Economy News

52nd GST Council Meeting: A pragmatic and forward-looking approach

The 52nd GST Council meeting yielded a plethora of recommendations and amendments aimed at streamlining the GST regime, enhancing trade facilitation and minimizing compliance hassles.

– By Praveen William with inputs from Rahul Angadi

The GST Council held its 52nd meeting on 7th October 2023 under the Chairmanship of the Finance Minister Nirmala Sitharaman in New Delhi. This pivotal meeting yielded a plethora of recommendations and amendments aimed at streamlining the GST regime, enhancing trade facilitation and minimizing compliance hassles.

One of the noteworthy recommendations pertains to the GST Appellate Tribunal, with specific alterations to the age criteria, where the minimum eligibility age has been set at 50 years. While the maximum age for the President has been extended from 67 to 70 years, Members (including Advocates with 10 years of experience) can be up to 67 years of age. This should help in setting up the long-awaited GST Tribunals.

However, the focal point of this meeting undoubtedly centered around the long-standing conundrum surrounding the taxation of Extra Neutral Alcohol (ENA).  ENA, a highly purified spirit with over 95% alcohol by volume, is not fit for human consumption, but serves as a vital and primary raw material for the production of alcoholic beverages. The Indian Constitution has kept alcoholic liquor for human consumption beyond the purview of GST, granting States the exclusive authority over its taxation.  The divergence of opinion arises when it comes to ENA’s taxation, with some citing a Supreme Court judgment to argue that GST cannot be levied on ENA, as the States have the exclusive power to levy local taxes such as Excise and VAT, treating it similar to alcoholic beverages. Conversely, others contend that GST can indeed be imposed on ENA, as it is not meant for human consumption and thus falls within the GST framework.

While this issue had been previously discussed by the GST Council on several occasions, no formal decision had been made.  In a welcome move, the GST Council has now provided a solution, whereby it has clarified that, despite possessing the legislative authority to impose GST on ENA, it has decided to concede the right to tax ENA used for manufacture of alcoholic liquor for human consumption to the States, effectively ending the ambiguity.

Another significant amendment pertains to tax rate on millets. In the “International Year of Millets”, the GST Council has decided to participate and contribute to promotion of millet cultivation and consumption, by slashing the GST rate. Food preparations made from millet flour in powder form (with at least 70% millets composition) will now be taxed at nil when sold in loose form and at 5% in pre-packaged and labelled form.

 One more industry facilitation measure taken by the GST Council is an amnesty scheme for filing appeals against demand orders. This scheme allows taxpayers time until 31st January 2024, to file appeals that would otherwise be time-barred, subject to taxpayers making an additional pre-deposit of 2.5% of disputed tax liability, payable in cash.
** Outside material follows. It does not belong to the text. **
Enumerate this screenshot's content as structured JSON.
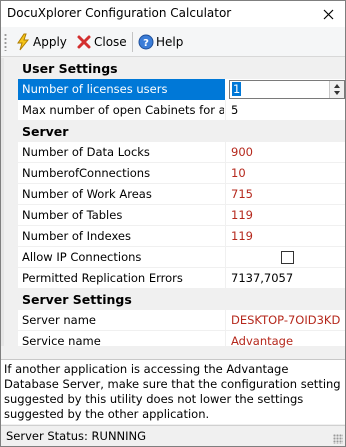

Furthermore, the GST Council has provided much-needed clarification regarding the taxability of personal guarantees offered by directors of companies to banks and corporate guarantees provided by holding companies to subsidiaries. These transactions, typically structured without consideration, have been a bone of contention between the tax department and taxpayers, because the GST law deems transactions between related parties as taxable supplies, even if there is no consideration.  It is now clarified that guarantees given by directors without consideration will not be subject to GST.  However, corporate guarantees given by group companies or associated enterprises to related companies without consideration will be subject to GST on the notional value calculated at 1% of the guarantee amount.

The GST Council recommends clarifying the admissibility of export remittances received in Special INR Vostro accounts, as permitted by the RBI. This clarification would resolve issues where tax authorities denied Input Tax Credit refunds to exporters, citing non-realization of export proceeds in convertible foreign exchange, a qualifying condition for ‘export of service’ under GST. Additionally, the proposal to treat supplies to SEZ on par with exports, allowing for the rebate option—firstly paying tax and claiming a refund later – is a positive step.

The decisions of the GST Council’s 52nd meeting are forward-looking and taxpayer-friendly, aimed at reducing disputes and clarifying GST regulations for a better business environment.  However, the sore thumb that sticks out is the lack of clarification on the taxation of online gaming services involving stakes. The tax department has recently sent notices to gaming companies, demanding 28% GST on the full bet value, and not on their income or revenue – which is collected as platform fee. These notices cover past periods extending as far back as July 2017, which could cause significant financial strains to gaming companies.  The online gaming industry had requested the GST Council to issue a clarification to at least address past issues, which would give some breather to the industry, but regrettably, they have remained silent on this issue.

(Praveen William is the Partner – Indirect Tax, KPMG in India and Rahul Angadi is a chartered accountant.)

(Disclaimer: Views expressed are personal and do not reflect the official position or policy of Financial Express Online. Reproducing this content without permission is prohibited.)